The end of the world isn’t like on TV. It doesn’t happen with a bang, or even with a whimper, it happens bit by bit. I didn’t realise when I first saw it. I thought it was just a broken water pipe in the street outside.
I watched the water seeping out and pooling in the road as I made my coffee. It looked beautiful in the morning sun. When I came home from work that evening the water was still leaking. I called the authorities to let them know they had a burst pipe but no one came. The pool of water grew, day after day. I didn’t realise it was the end of the world.

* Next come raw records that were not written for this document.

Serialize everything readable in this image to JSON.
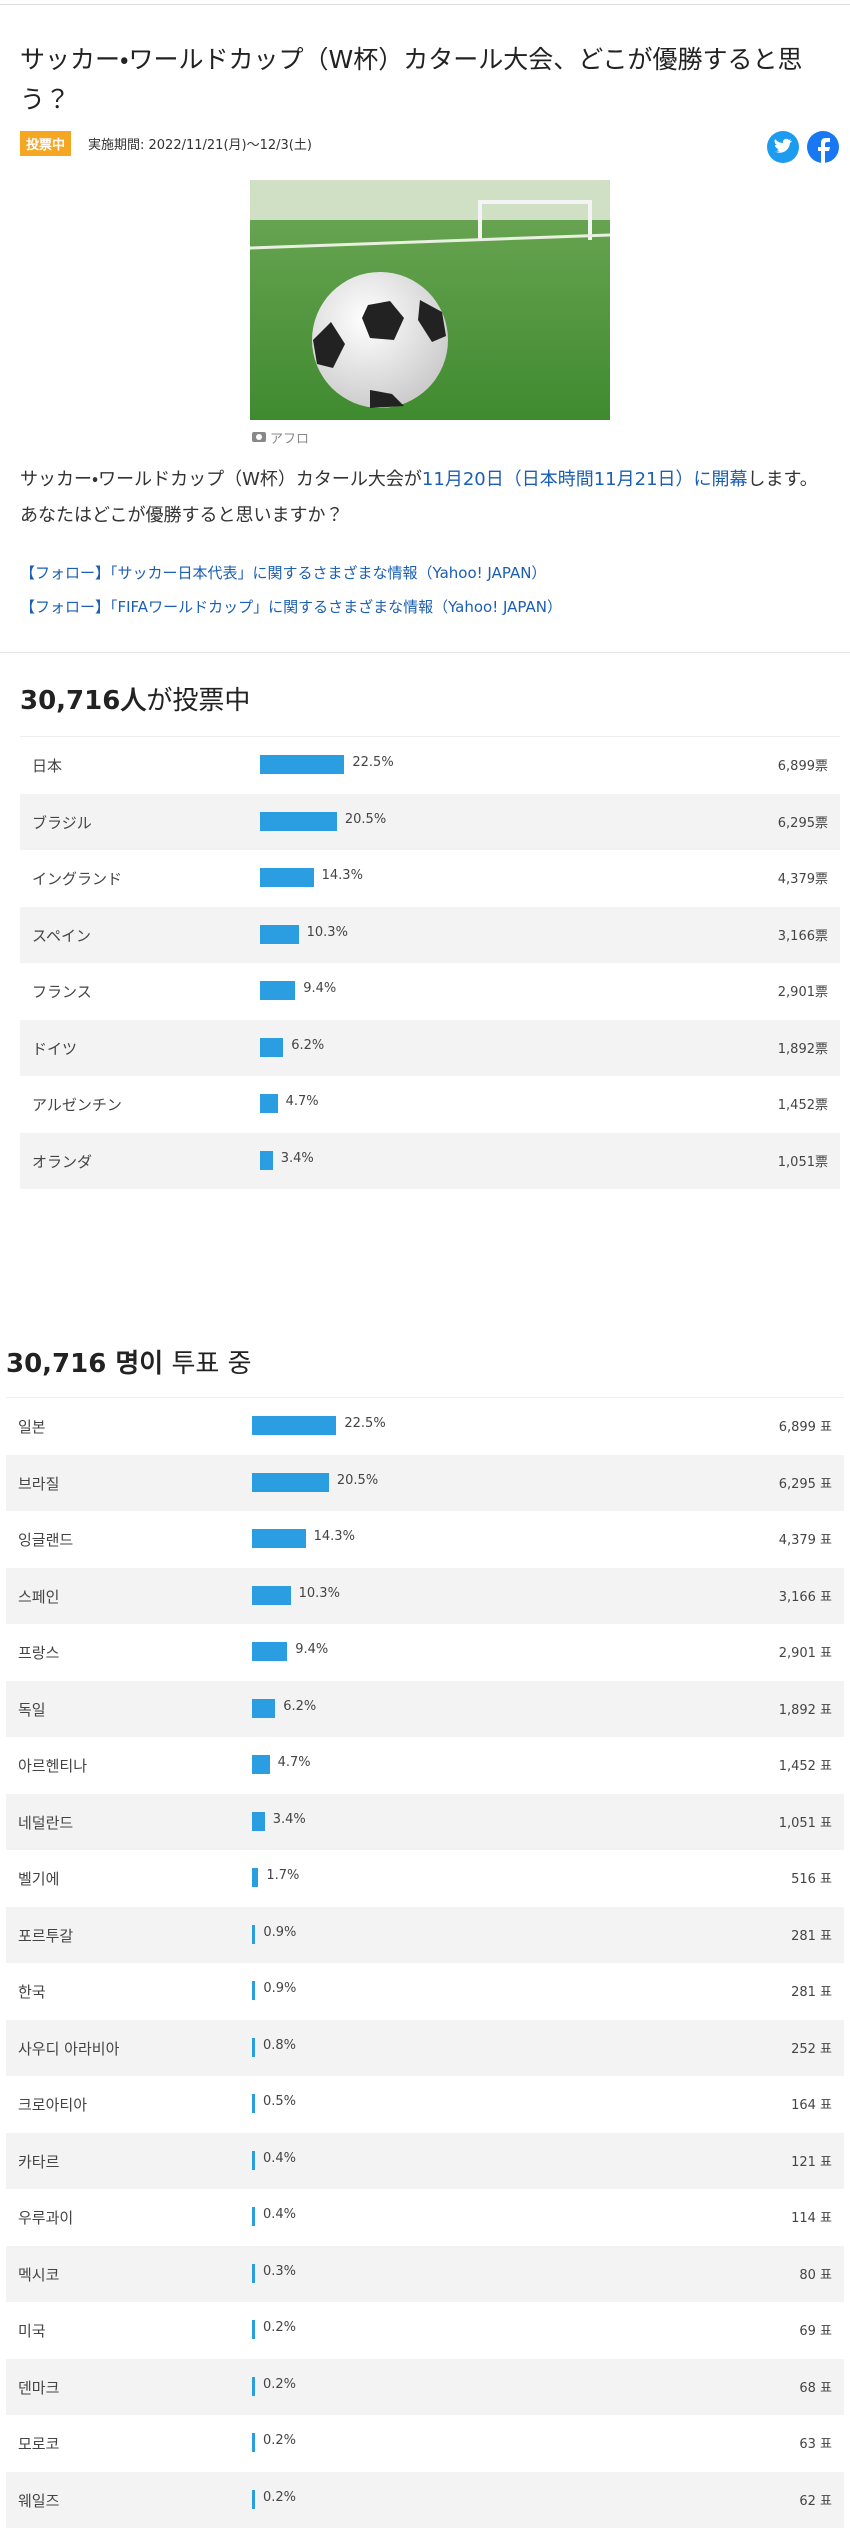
{
  "header": {
    "title": "サッカー・ワールドカップ（W杯）カタール大会、どこが優勝すると思う？",
    "badge": "投票中",
    "period": "実施期間: 2022/11/21(月)〜12/3(土)"
  },
  "photo": {
    "caption": "アフロ"
  },
  "body": {
    "parts": [
      "サッカー・ワールドカップ（W杯）カタール大会が",
      "11月20日（日本時間11月21日）に開幕",
      "します。あなたはどこが優勝すると思いますか？"
    ]
  },
  "links": [
    "【フォロー】「サッカー日本代表」に関するさまざまな情報（Yahoo! JAPAN）",
    "【フォロー】「FIFAワールドカップ」に関するさまざまな情報（Yahoo! JAPAN）"
  ],
  "poll_ja": {
    "count": "30,716人",
    "suffix": "が投票中",
    "rows": [
      {
        "name": "日本",
        "percent": 22.5,
        "percent_label": "22.5%",
        "votes": "6,899票"
      },
      {
        "name": "ブラジル",
        "percent": 20.5,
        "percent_label": "20.5%",
        "votes": "6,295票"
      },
      {
        "name": "イングランド",
        "percent": 14.3,
        "percent_label": "14.3%",
        "votes": "4,379票"
      },
      {
        "name": "スペイン",
        "percent": 10.3,
        "percent_label": "10.3%",
        "votes": "3,166票"
      },
      {
        "name": "フランス",
        "percent": 9.4,
        "percent_label": "9.4%",
        "votes": "2,901票"
      },
      {
        "name": "ドイツ",
        "percent": 6.2,
        "percent_label": "6.2%",
        "votes": "1,892票"
      },
      {
        "name": "アルゼンチン",
        "percent": 4.7,
        "percent_label": "4.7%",
        "votes": "1,452票"
      },
      {
        "name": "オランダ",
        "percent": 3.4,
        "percent_label": "3.4%",
        "votes": "1,051票"
      }
    ]
  },
  "poll_ko": {
    "count": "30,716 명이",
    "suffix": "투표 중",
    "rows": [
      {
        "name": "일본",
        "percent": 22.5,
        "percent_label": "22.5%",
        "votes": "6,899 표"
      },
      {
        "name": "브라질",
        "percent": 20.5,
        "percent_label": "20.5%",
        "votes": "6,295 표"
      },
      {
        "name": "잉글랜드",
        "percent": 14.3,
        "percent_label": "14.3%",
        "votes": "4,379 표"
      },
      {
        "name": "스페인",
        "percent": 10.3,
        "percent_label": "10.3%",
        "votes": "3,166 표"
      },
      {
        "name": "프랑스",
        "percent": 9.4,
        "percent_label": "9.4%",
        "votes": "2,901 표"
      },
      {
        "name": "독일",
        "percent": 6.2,
        "percent_label": "6.2%",
        "votes": "1,892 표"
      },
      {
        "name": "아르헨티나",
        "percent": 4.7,
        "percent_label": "4.7%",
        "votes": "1,452 표"
      },
      {
        "name": "네덜란드",
        "percent": 3.4,
        "percent_label": "3.4%",
        "votes": "1,051 표"
      },
      {
        "name": "벨기에",
        "percent": 1.7,
        "percent_label": "1.7%",
        "votes": "516 표"
      },
      {
        "name": "포르투갈",
        "percent": 0.9,
        "percent_label": "0.9%",
        "votes": "281 표"
      },
      {
        "name": "한국",
        "percent": 0.9,
        "percent_label": "0.9%",
        "votes": "281 표"
      },
      {
        "name": "사우디 아라비아",
        "percent": 0.8,
        "percent_label": "0.8%",
        "votes": "252 표"
      },
      {
        "name": "크로아티아",
        "percent": 0.5,
        "percent_label": "0.5%",
        "votes": "164 표"
      },
      {
        "name": "카타르",
        "percent": 0.4,
        "percent_label": "0.4%",
        "votes": "121 표"
      },
      {
        "name": "우루과이",
        "percent": 0.4,
        "percent_label": "0.4%",
        "votes": "114 표"
      },
      {
        "name": "멕시코",
        "percent": 0.3,
        "percent_label": "0.3%",
        "votes": "80 표"
      },
      {
        "name": "미국",
        "percent": 0.2,
        "percent_label": "0.2%",
        "votes": "69 표"
      },
      {
        "name": "덴마크",
        "percent": 0.2,
        "percent_label": "0.2%",
        "votes": "68 표"
      },
      {
        "name": "모로코",
        "percent": 0.2,
        "percent_label": "0.2%",
        "votes": "63 표"
      },
      {
        "name": "웨일즈",
        "percent": 0.2,
        "percent_label": "0.2%",
        "votes": "62 표"
      }
    ]
  }
}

No one came to collect our garbage. I called, but I couldn’t get through to anyone. Trash started piling up in the streets.

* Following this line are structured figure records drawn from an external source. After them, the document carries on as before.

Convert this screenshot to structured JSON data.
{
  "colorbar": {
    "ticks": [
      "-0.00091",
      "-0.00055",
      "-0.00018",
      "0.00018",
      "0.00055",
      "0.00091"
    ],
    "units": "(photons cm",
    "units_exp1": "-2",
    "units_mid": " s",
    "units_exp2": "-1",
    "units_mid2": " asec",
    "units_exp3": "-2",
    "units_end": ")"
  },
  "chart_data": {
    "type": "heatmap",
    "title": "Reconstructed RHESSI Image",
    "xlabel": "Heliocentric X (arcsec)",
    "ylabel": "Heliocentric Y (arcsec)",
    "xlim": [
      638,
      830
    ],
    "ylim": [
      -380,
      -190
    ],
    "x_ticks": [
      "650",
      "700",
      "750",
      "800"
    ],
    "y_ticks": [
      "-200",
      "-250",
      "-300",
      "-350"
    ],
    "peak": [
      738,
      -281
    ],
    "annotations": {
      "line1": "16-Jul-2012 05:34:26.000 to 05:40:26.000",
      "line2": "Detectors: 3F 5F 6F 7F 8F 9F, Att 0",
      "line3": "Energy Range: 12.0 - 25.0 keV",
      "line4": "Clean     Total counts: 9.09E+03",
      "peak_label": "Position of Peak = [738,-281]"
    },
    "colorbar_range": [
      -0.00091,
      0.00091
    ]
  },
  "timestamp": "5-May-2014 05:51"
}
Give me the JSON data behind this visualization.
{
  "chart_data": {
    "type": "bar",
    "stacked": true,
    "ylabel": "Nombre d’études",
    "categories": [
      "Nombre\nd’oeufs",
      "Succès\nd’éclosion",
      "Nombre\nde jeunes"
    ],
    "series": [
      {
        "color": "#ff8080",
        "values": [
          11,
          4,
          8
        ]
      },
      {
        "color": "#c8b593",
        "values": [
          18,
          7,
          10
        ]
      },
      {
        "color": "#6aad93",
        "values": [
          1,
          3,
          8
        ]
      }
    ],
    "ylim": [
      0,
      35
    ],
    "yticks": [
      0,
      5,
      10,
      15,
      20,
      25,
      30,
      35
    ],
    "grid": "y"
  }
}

Then I wasn’t paid. The money should have been in my account at the end of the month, but it was empty. I couldn’t follow what they said on the news, something in the economy was broken. I never understood that sort of thing.
We were eating a cold dinner by candlelight that evening, the power was out again. We were talking, and then suddenly you weren’t. Your face froze and you dropped your fork.
Dread and adrenaline gripped me. My cell phone couldn’t find a network. I picked up the landline but it was dead. I ran outside to hail a cab but the road was empty, not a soul, everyone indoors because of the police strike.
I held you in my arms and stroked your face as your body went cold. That’s when I knew the world had ended.